Actionnariat salarié : la réforme prévue dans la loi Macron


La réforme de l'actionnariat salarié prévue dans le projet de loi Macron allège la fiscalité des actions gratuites et assouplit l'accès aux BSPCE, ces stock-options à la française. Seuls les nouveaux plans, attribués après la publication de la loi au Journal Officiel, seraient concernés.  

Actionnariat salariés : les contours de la réforme

Les contours de la réforme de l’actionnariat salarié se dessinent. Portée par Emmanuel Macron, elle prévoit une refonte de la fiscalité des attribution d’actions gratuites (AGA) et un assouplissement des conditions d’attribution des bons de souscription de parts de créateurs d’entreprise (BSPCE), selon une version provisoire du projet de loi Macron, préalable à son passage en revue par le Conseil d’Etat. Ces mesures en faveur de l’actionnariat salarié « visent à assurer un alignement des intérêts et une meilleure association des salariés au développement de leur entreprise », selon l’exposé des motifs du projet de loi pour la croissance et l’activité, qui sera présenté le 10 décembre en Conseil des ministres.

Fiscalité allégée pour les actions gratuites

Le premier volet de cette réforme est de nature fiscale. Il allège substantiellement le régime d’imposition des actions gratuites, qui avait été alourdi par le gouvernement Ayrault depuis le 28 septembre 2012. L’objectif affiché par Bercy est « de simplifier et d’alléger les modalités d’imposition du gain d’acquisition des actions gratuites, égal à la valeur des actions gratuites au jour de leur attribution définitive, afin d’augmenter l’attractivité de ce dispositif ».
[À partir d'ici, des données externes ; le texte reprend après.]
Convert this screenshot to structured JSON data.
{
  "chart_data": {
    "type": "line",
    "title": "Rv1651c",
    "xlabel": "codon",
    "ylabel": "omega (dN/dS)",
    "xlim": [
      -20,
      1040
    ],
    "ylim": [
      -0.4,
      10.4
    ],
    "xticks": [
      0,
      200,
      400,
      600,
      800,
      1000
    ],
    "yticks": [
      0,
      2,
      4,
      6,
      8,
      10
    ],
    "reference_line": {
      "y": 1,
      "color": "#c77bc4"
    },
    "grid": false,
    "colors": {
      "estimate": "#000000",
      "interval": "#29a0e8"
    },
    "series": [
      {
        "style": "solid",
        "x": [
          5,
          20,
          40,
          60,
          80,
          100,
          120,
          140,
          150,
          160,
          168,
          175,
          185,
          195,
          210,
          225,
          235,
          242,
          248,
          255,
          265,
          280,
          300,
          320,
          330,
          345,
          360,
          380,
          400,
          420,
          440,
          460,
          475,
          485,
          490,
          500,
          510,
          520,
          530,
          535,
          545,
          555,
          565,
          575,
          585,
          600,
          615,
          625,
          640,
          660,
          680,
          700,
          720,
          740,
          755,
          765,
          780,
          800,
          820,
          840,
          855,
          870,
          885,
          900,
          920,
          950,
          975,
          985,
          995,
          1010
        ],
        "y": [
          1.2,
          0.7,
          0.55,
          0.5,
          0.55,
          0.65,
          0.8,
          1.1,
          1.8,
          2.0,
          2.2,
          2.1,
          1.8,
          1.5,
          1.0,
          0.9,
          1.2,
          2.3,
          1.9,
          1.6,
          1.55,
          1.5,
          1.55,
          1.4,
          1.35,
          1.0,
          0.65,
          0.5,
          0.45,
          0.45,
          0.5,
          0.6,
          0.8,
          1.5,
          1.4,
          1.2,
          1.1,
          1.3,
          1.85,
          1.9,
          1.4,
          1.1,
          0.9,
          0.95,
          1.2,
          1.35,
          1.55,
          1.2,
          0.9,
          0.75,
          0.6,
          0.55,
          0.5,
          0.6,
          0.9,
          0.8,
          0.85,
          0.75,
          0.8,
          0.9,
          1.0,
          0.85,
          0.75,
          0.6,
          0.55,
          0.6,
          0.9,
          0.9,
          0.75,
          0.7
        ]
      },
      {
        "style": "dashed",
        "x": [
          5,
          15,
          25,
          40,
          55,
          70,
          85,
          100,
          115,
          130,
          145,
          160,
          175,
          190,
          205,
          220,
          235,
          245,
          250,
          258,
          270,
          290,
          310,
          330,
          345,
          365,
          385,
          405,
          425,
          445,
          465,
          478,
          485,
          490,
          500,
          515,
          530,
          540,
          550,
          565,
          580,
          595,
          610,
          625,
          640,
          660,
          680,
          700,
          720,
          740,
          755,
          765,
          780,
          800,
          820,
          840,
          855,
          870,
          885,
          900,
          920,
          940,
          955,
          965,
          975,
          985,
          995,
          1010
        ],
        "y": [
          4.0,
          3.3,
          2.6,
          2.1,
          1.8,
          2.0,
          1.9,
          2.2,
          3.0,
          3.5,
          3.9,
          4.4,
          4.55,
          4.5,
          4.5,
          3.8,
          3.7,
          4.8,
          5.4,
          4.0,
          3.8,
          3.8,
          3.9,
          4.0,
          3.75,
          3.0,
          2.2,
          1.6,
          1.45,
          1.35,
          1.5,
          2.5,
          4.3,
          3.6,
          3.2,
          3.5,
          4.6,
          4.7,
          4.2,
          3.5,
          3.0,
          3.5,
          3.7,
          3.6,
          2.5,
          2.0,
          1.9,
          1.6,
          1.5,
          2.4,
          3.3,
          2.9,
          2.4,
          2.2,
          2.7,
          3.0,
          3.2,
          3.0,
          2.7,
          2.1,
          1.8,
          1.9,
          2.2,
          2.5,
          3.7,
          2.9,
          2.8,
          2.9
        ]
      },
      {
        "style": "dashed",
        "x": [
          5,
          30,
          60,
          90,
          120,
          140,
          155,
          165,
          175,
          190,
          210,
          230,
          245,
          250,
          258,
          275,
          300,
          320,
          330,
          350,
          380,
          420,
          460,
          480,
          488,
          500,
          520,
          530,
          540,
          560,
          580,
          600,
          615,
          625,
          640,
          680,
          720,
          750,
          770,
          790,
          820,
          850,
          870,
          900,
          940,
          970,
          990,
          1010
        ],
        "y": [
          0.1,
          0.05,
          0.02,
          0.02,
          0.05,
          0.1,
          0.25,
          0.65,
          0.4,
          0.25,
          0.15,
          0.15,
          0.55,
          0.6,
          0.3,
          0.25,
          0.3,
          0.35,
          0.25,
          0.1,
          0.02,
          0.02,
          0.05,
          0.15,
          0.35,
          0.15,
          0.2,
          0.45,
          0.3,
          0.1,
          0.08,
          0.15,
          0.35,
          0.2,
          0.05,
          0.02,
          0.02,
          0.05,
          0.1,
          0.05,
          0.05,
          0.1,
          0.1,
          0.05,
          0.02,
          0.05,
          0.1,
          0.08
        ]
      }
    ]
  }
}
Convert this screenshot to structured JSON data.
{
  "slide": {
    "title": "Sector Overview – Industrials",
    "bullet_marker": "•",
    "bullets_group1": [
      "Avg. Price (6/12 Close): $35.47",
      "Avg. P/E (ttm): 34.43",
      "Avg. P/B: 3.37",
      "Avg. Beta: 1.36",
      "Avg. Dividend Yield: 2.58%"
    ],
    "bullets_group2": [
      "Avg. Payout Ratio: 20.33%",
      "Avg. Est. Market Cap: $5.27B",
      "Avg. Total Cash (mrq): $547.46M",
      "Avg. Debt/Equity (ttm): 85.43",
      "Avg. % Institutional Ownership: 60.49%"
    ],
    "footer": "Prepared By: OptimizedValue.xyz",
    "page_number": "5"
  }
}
Actuellement, ce gain d’acquisition est soumis au barème de l’impôt sur le revenu au même titre qu’un salaire. Désormais, ce gain sera imposé comme une plus-value de cession d’actions et bénéficiera à ce titre d’un abattement pour durée de détention de 50% pour les titres détenus depuis 2 ans et de 65% au-delà de 8 ans. La base imposable du gain sera ainsi égale à 50% de la valeur des actions gratuites au jour de leur attribution définitive entre 2 et 8 ans de détention et à 35% au-delà. Les prélèvements sociaux sur les revenus du patrimoine (CSG, CRDS, etc., soit 15,5%) s’appliqueront en supplément. Enfin, la contribution salariale spécifique de 10%, applicable aux actions gratuites attribuées depuis le 16 octobre 2007 disparaîtra pour les nouvelles attributions.

Du côté employeurs émetteurs des titres, le taux de la contribution patronale est appelé à être abaissé de 30% à 20%. Bercy y voit un moyen « d’augmenter le volume des attributions aux salariés ». Mieux, les start-up et jeunes PME de moins de 8 ans bénéficieront d’une exonération de la contribution patronale dans la limite, pour chaque salarié, du plafond annuel de la sécurité sociale (Pass), soit 38.040 euros en 2015 selon les prévisions de la Commission des comptes de la sécurité sociale. Ces entreprises de création récente pourront en outre émettre des actions gratuites « avec des durées minimales d’acquisition et de détention réduites à un an ».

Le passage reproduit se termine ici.